Wine Tasting: Acquiring the Delicate Talent of Wine Tasting
It is a common misconception amongst non wine connoisseurs that wine tasting amounts to merely sipping, swishing, and swallowing wine; this could not be further from the truth for the avid connoisseur. There is a definite art to wine tasting that takes years of studied practice to master.
Wine tasting notes can be utilized to distinguish a variety of fine wines and picking them is reliably depends on developing a trained palate which can only be attained over many years of practice. Wine that is properly housed and aged can be, to the connoisseur, an exquisite experience.
Wine tasting is totally dependent upon our sense of smell with more than 3/4 of the impact on our senses tied to the smell prior to even beginning to taste it. Most wine lovers will retell the experiencing of a fine wine and speak more of the wonderful aroma and then the taste. After the smell, it becomes the personal preference of the wine taster.
Napa Valley wine tasting is one of the places that was at the forefront of initiating proper wine tasting. Wine growers realized that with the all too familiar swishing came with a purpose. Its purpose is to circulate the taste of the wine by moving it from the front of the mouth to the rear in order to hit all of the taste buds on the tongue.
Taste buds are not necessarily the main factor, but they do identify food, beverages and as being sweet, salty or bitter. The swishing method, therefore, gives the senses a chance to extract the aromatic flavors in the wine testing process.
Understanding the fundamentals of swishing allows the connoisseur to move on to the three basic principles of the art of judging a fine wine - observing, smelling, and finally tasting.
Wine should ideally be served in a crystal clear glass so that the delicate color and hue are not distorted by the color of the glass. This allows the first step, observation, to be fully realized. With the sample, a wine connoisseur can take a leisurely approach to examining the wine. This is part of the process, taking a deliberately slow look to see if any imperfections in color and hue can be seen. For instance, White wines actually are not white. They range in color from a golden, pale brown to a shade of light green. Red wine is, by contrast, darker with a pink hue and can run the gamut between a dark pinkish color to a darker brown color.
The second step is observation. It is all about the nose and what the wine smells like. This is accomplished through two steps: taking a brief whiff of the wine to get a general idea and then taking a deep, extended inhalation in order to get the full aroma of the beverage.
Experts will generally pause at this point to take in and process what they have learned so far about the wine. They will want to reflect on the total experience with the wine.

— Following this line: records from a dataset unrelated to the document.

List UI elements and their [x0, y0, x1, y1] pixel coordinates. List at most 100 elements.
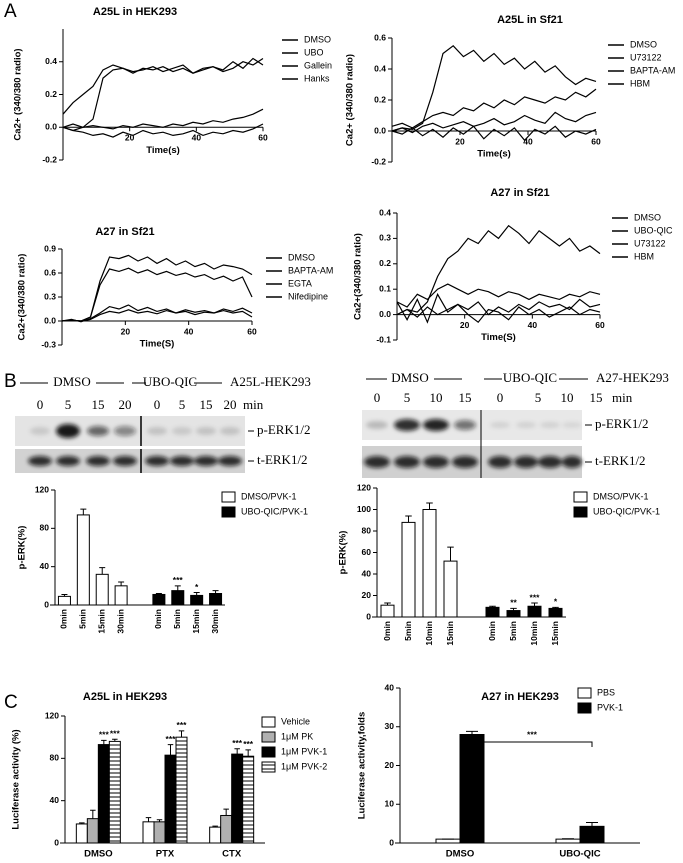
bar: [164, 754, 177, 844]
panel-label: A: [4, 1, 17, 22]
significance: ***: [99, 730, 110, 740]
y-tick-label: 0.0: [44, 315, 56, 325]
chart-title: A25L in HEK293: [93, 6, 177, 18]
blot-time: 20: [119, 397, 132, 412]
line-series: [391, 125, 597, 142]
y-tick-label: 10: [385, 799, 395, 809]
bar: [142, 821, 155, 844]
x-axis-label: Time(s): [146, 145, 180, 156]
error-bar: [234, 748, 240, 755]
bar: [152, 593, 166, 606]
error-bar: [212, 590, 219, 594]
x-tick-label: 20: [455, 136, 465, 146]
line-series: [396, 283, 601, 308]
error-bar: [145, 817, 152, 822]
blot-cell-line: A27-HEK293: [596, 370, 669, 385]
error-bar: [489, 605, 496, 608]
y-axis-label: Luciferase activity (%): [11, 729, 22, 829]
y-tick-label: 20: [362, 590, 372, 600]
error-bar: [384, 602, 391, 606]
x-tick-label: 5min: [172, 609, 182, 629]
blot-group: UBO-QIC: [143, 374, 197, 389]
x-tick-label: PTX: [156, 849, 175, 860]
significance: ***: [110, 729, 121, 739]
y-tick-label: 0.6: [44, 267, 56, 277]
legend-swatch: [577, 687, 592, 699]
y-tick-label: 0.0: [374, 125, 386, 135]
x-tick-label: 20: [125, 133, 135, 143]
line-series: [391, 44, 597, 132]
y-tick-label: 120: [35, 484, 49, 494]
chart-title: A25L in Sf21: [497, 14, 563, 26]
bar: [57, 595, 71, 606]
blot-group: DMSO: [53, 374, 91, 389]
bar: [108, 740, 121, 844]
blot-time: 15: [459, 390, 472, 405]
x-tick-label: 30min: [115, 609, 125, 634]
y-tick-label: -0.2: [371, 156, 386, 166]
y-tick-label: 80: [40, 523, 50, 533]
error-bar: [193, 592, 200, 596]
legend-label: DMSO/PVK-1: [593, 491, 649, 501]
y-tick-label: 120: [357, 482, 371, 492]
blot-unit: min: [612, 390, 633, 405]
blot-row: t-ERK1/2: [595, 453, 646, 468]
legend-label: UBO-QIC/PVK-1: [593, 506, 660, 516]
y-tick-label: -0.2: [42, 154, 57, 164]
bar: [422, 509, 437, 618]
x-tick-label: 40: [184, 326, 194, 336]
legend-swatch: [261, 731, 276, 743]
significance-bracket: [471, 741, 593, 747]
x-tick-label: 0min: [59, 609, 69, 629]
y-tick-label: 0: [54, 837, 59, 847]
chart-title: A27 in Sf21: [95, 226, 154, 238]
x-tick-label: 0min: [382, 621, 392, 641]
blot-time: 5: [65, 397, 72, 412]
x-tick-label: DMSO: [84, 849, 113, 860]
bar: [153, 821, 166, 844]
blot-time: 15: [200, 397, 213, 412]
bar: [401, 521, 416, 618]
blot-row: t-ERK1/2: [257, 452, 308, 467]
line-series: [391, 88, 597, 129]
y-axis-label: p-ERK(%): [338, 531, 349, 575]
significance: ***: [173, 575, 184, 585]
legend-label: DMSO: [634, 212, 661, 222]
x-tick-label: CTX: [222, 849, 242, 860]
bar: [86, 818, 99, 844]
y-tick-label: 40: [385, 682, 395, 692]
bar: [209, 826, 222, 844]
blot-time: 10: [561, 390, 574, 405]
chart-title: A27 in Sf21: [490, 187, 549, 199]
x-axis-label: Time(s): [477, 149, 511, 160]
y-tick-label: -0.1: [376, 334, 391, 344]
y-tick-label: 0.3: [44, 291, 56, 301]
x-tick-label: 15min: [550, 621, 560, 646]
line-series: [62, 57, 264, 128]
error-bar: [118, 581, 125, 586]
y-tick-label: 0: [44, 599, 49, 609]
y-tick-label: 0.2: [374, 94, 386, 104]
significance: ***: [243, 739, 254, 749]
legend-label: U73122: [634, 238, 666, 248]
y-axis-label: Luciferase activity,folds: [357, 712, 368, 820]
legend-swatch: [221, 506, 236, 518]
panel-label: C: [4, 692, 18, 713]
significance: *: [195, 582, 199, 592]
bar: [231, 753, 244, 844]
y-tick-label: -0.3: [41, 339, 56, 349]
legend-swatch: [261, 761, 276, 773]
legend-label: PBS: [597, 687, 615, 697]
panel-label: B: [4, 371, 17, 392]
blot-time: 0: [374, 390, 381, 405]
blot-time: 0: [497, 390, 504, 405]
legend-swatch: [261, 746, 276, 758]
x-axis-label: Time(S): [140, 339, 175, 350]
y-axis-label: Ca2+(340/380 ratio): [353, 233, 364, 320]
y-tick-label: 40: [50, 795, 60, 805]
bar: [95, 573, 109, 606]
legend-label: BAPTA-AM: [630, 65, 675, 75]
error-bar: [112, 738, 118, 742]
y-tick-label: 0.4: [45, 56, 57, 66]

After letting it come fully into their consciousness, a wine taster will then take a sip, swish it around to activate all of the taste buds to ascertain the wine and savor it fully prior to swallowing. This method allows all senses to be engaged in the process of taking in the wine, figuring the quality of it. This allows wine growers to figure out if their grapes, distillation process, and procedures used to store it in a wine cellar or storage unit was sufficient to produce a fine quality wine.
As it is with any skill, practice is part of the overall wine tasting methodology. While wine tasting is considered a skill that can be learned, wine experts will tell you that it is really more of an art.